I lived among people of other races, religions and ethnicities all my childhood. Life on a military base was certainly not free of prejudices, but exposure alone makes a great difference in how one accepts or rejects people different from oneself. We shared our duplexes at Keesler Air Force Base in Biloxi, Mississippi, and at Malmstrom Air Force Base in Great Falls, Montana, with Jewish families. (We were Protestant.) My Girl Scout leader at Malmstrom was African American, and her daughter was my friend and fellow Brownie. On Oahu, Hawaii, we lived off-base, among people of a mixture of ethnicities. My kindergarten and elementary school teachers there were native Hawaiian. In El Paso, Texas, I learned about Mexican American culture for the first time. These experiences made me less afraid of people different from myself, though I know that I surely harbor internal biases of which I am not even aware. But on first contact with people who are different, I am more often curious to get to know them than to be afraid of them.

Like other white Americans who are appalled at the recent events in our country, today I am struck by the harsh realities of life for African Americans and other people of color as never before. I have somehow felt more deeply what it must be like to go through life in America, “driving while black,” “birding while black,” “jogging while black.” To feel oneself in danger all the time—including danger from the very authorities charged with protecting our society—must have damaging consequences beyond my understanding. This constant added stress is surely one of the reasons (besides economic disparities) that black Americans suffer more health problems than white Americans, and now are suffering more drastic infection rates and consequences of coronavirus.


Our culture has reached a tipping point. Some days, when I read (and rarely, watch) the images of the protests and the continuing police brutality against protestors, I despair that our culture will ever change. I fear that our government is irreparable, that our society will never become equitable. At other times, when I see protestors trying to repair damage done to businesses during the protest, watch police officers march alongside protestors, hear demands for change that are rooted in rationality (job and health care equity, outlawing brutal police techniques, etc.) I am hopeful. My heart leaps when I see how many white people and people of other ethnicities are marching alongside African Americans. Perhaps this is the moment, the moment that was eclipsed by the complex and competing issues of the 1960s civil rights era. It seems to me that we were on the right track back then, but the Vietnam War, Watergate, and other explosive problems derailed us.

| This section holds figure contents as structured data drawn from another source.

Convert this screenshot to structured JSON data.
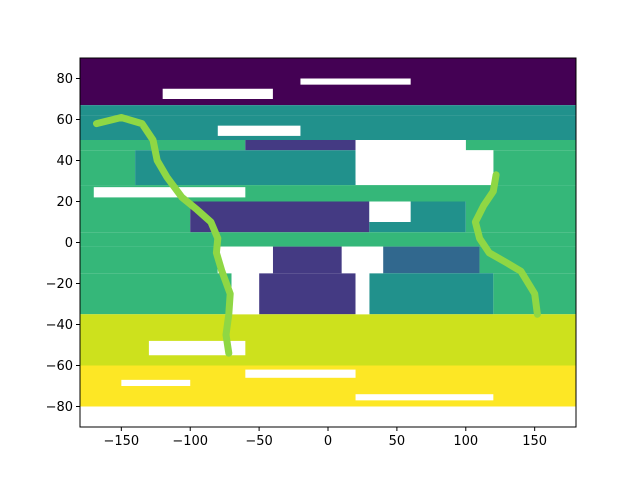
{
  "chart_data": {
    "type": "heatmap",
    "title": "",
    "xlabel": "",
    "ylabel": "",
    "xlim": [
      -180,
      180
    ],
    "ylim": [
      -90,
      90
    ],
    "xticks": [
      -150,
      -100,
      -50,
      0,
      50,
      100,
      150
    ],
    "yticks": [
      -80,
      -60,
      -40,
      -20,
      0,
      20,
      40,
      60,
      80
    ],
    "xtick_labels": [
      "−150",
      "−100",
      "−50",
      "0",
      "50",
      "100",
      "150"
    ],
    "ytick_labels": [
      "−80",
      "−60",
      "−40",
      "−20",
      "0",
      "20",
      "40",
      "60",
      "80"
    ],
    "colormap": "viridis",
    "colors": {
      "c0": "#440154",
      "c1": "#443a83",
      "c2": "#31688e",
      "c3": "#21918c",
      "c4": "#35b779",
      "c5": "#8fd744",
      "c6": "#cde11d",
      "c7": "#fde725",
      "missing": "#ffffff"
    },
    "bands": [
      {
        "lat": [
          67,
          90
        ],
        "lon": [
          -180,
          180
        ],
        "color": "c0"
      },
      {
        "lat": [
          62,
          67
        ],
        "lon": [
          -180,
          180
        ],
        "color": "c3"
      },
      {
        "lat": [
          50,
          62
        ],
        "lon": [
          -180,
          180
        ],
        "color": "c3"
      },
      {
        "lat": [
          45,
          50
        ],
        "lon": [
          -180,
          -60
        ],
        "color": "c4"
      },
      {
        "lat": [
          45,
          50
        ],
        "lon": [
          -60,
          20
        ],
        "color": "c1"
      },
      {
        "lat": [
          45,
          50
        ],
        "lon": [
          100,
          180
        ],
        "color": "c4"
      },
      {
        "lat": [
          28,
          45
        ],
        "lon": [
          -180,
          -140
        ],
        "color": "c4"
      },
      {
        "lat": [
          28,
          45
        ],
        "lon": [
          -140,
          20
        ],
        "color": "c3"
      },
      {
        "lat": [
          28,
          45
        ],
        "lon": [
          120,
          180
        ],
        "color": "c4"
      },
      {
        "lat": [
          20,
          28
        ],
        "lon": [
          -180,
          180
        ],
        "color": "c4"
      },
      {
        "lat": [
          5,
          20
        ],
        "lon": [
          -180,
          -100
        ],
        "color": "c4"
      },
      {
        "lat": [
          5,
          20
        ],
        "lon": [
          -100,
          30
        ],
        "color": "c1"
      },
      {
        "lat": [
          5,
          20
        ],
        "lon": [
          30,
          100
        ],
        "color": "c3"
      },
      {
        "lat": [
          5,
          20
        ],
        "lon": [
          100,
          180
        ],
        "color": "c4"
      },
      {
        "lat": [
          -2,
          5
        ],
        "lon": [
          -180,
          180
        ],
        "color": "c4"
      },
      {
        "lat": [
          -15,
          -2
        ],
        "lon": [
          -180,
          -80
        ],
        "color": "c4"
      },
      {
        "lat": [
          -15,
          -2
        ],
        "lon": [
          -40,
          10
        ],
        "color": "c1"
      },
      {
        "lat": [
          -15,
          -2
        ],
        "lon": [
          40,
          110
        ],
        "color": "c2"
      },
      {
        "lat": [
          -15,
          -2
        ],
        "lon": [
          110,
          180
        ],
        "color": "c4"
      },
      {
        "lat": [
          -35,
          -15
        ],
        "lon": [
          -180,
          -70
        ],
        "color": "c4"
      },
      {
        "lat": [
          -35,
          -15
        ],
        "lon": [
          -50,
          20
        ],
        "color": "c1"
      },
      {
        "lat": [
          -35,
          -15
        ],
        "lon": [
          30,
          120
        ],
        "color": "c3"
      },
      {
        "lat": [
          -35,
          -15
        ],
        "lon": [
          120,
          180
        ],
        "color": "c4"
      },
      {
        "lat": [
          -40,
          -35
        ],
        "lon": [
          -180,
          180
        ],
        "color": "c6"
      },
      {
        "lat": [
          -60,
          -40
        ],
        "lon": [
          -180,
          180
        ],
        "color": "c6"
      },
      {
        "lat": [
          -80,
          -60
        ],
        "lon": [
          -180,
          180
        ],
        "color": "c7"
      }
    ],
    "gaps": [
      {
        "lat": [
          70,
          75
        ],
        "lon": [
          -120,
          -40
        ]
      },
      {
        "lat": [
          77,
          80
        ],
        "lon": [
          -20,
          60
        ]
      },
      {
        "lat": [
          52,
          57
        ],
        "lon": [
          -80,
          -20
        ]
      },
      {
        "lat": [
          45,
          50
        ],
        "lon": [
          20,
          100
        ]
      },
      {
        "lat": [
          30,
          45
        ],
        "lon": [
          20,
          120
        ]
      },
      {
        "lat": [
          22,
          27
        ],
        "lon": [
          -170,
          -60
        ]
      },
      {
        "lat": [
          10,
          20
        ],
        "lon": [
          30,
          60
        ]
      },
      {
        "lat": [
          -15,
          -2
        ],
        "lon": [
          -80,
          -40
        ]
      },
      {
        "lat": [
          -15,
          -2
        ],
        "lon": [
          10,
          40
        ]
      },
      {
        "lat": [
          -35,
          -15
        ],
        "lon": [
          -70,
          -50
        ]
      },
      {
        "lat": [
          -35,
          -15
        ],
        "lon": [
          20,
          30
        ]
      },
      {
        "lat": [
          -55,
          -48
        ],
        "lon": [
          -130,
          -60
        ]
      },
      {
        "lat": [
          -66,
          -62
        ],
        "lon": [
          -60,
          20
        ]
      },
      {
        "lat": [
          -77,
          -74
        ],
        "lon": [
          20,
          120
        ]
      },
      {
        "lat": [
          -70,
          -67
        ],
        "lon": [
          -150,
          -100
        ]
      }
    ],
    "coast_tracks": [
      {
        "points": [
          [
            -168,
            58
          ],
          [
            -150,
            61
          ],
          [
            -135,
            58
          ],
          [
            -127,
            50
          ],
          [
            -124,
            40
          ],
          [
            -117,
            32
          ],
          [
            -106,
            22
          ],
          [
            -95,
            16
          ],
          [
            -85,
            10
          ],
          [
            -80,
            2
          ],
          [
            -81,
            -5
          ],
          [
            -77,
            -14
          ],
          [
            -71,
            -25
          ],
          [
            -72,
            -35
          ],
          [
            -74,
            -45
          ],
          [
            -72,
            -54
          ]
        ],
        "color": "c5"
      },
      {
        "points": [
          [
            122,
            33
          ],
          [
            120,
            25
          ],
          [
            113,
            18
          ],
          [
            107,
            10
          ],
          [
            110,
            2
          ],
          [
            117,
            -5
          ],
          [
            130,
            -10
          ],
          [
            140,
            -14
          ],
          [
            150,
            -25
          ],
          [
            152,
            -35
          ]
        ],
        "color": "c5"
      }
    ]
  }
}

I pray that this time is different. The coronavirus draws more, not less, attention to the extraordinary inequities in our society for people of color (as did the Vietnam War, of course).** But perhaps when vaccines are available, the current health care crises will abate, and we can keep our eyes on the prize of creating a society in which all people are valued and enjoy equal rights. At this extraordinary point, may we tip into hope, into consciousness, into compassion. May we look to other cultures of people who have survived and thrived despite the greatest of odds stacked against them. The world is calling us to greater leadership than ever before, to model the painful but necessary behavior of change. This is a greater challenge than a war; we must harness our minds and hearts, without relying on weapons and polarization, to make the changes necessary to survive and thrive. May it be so.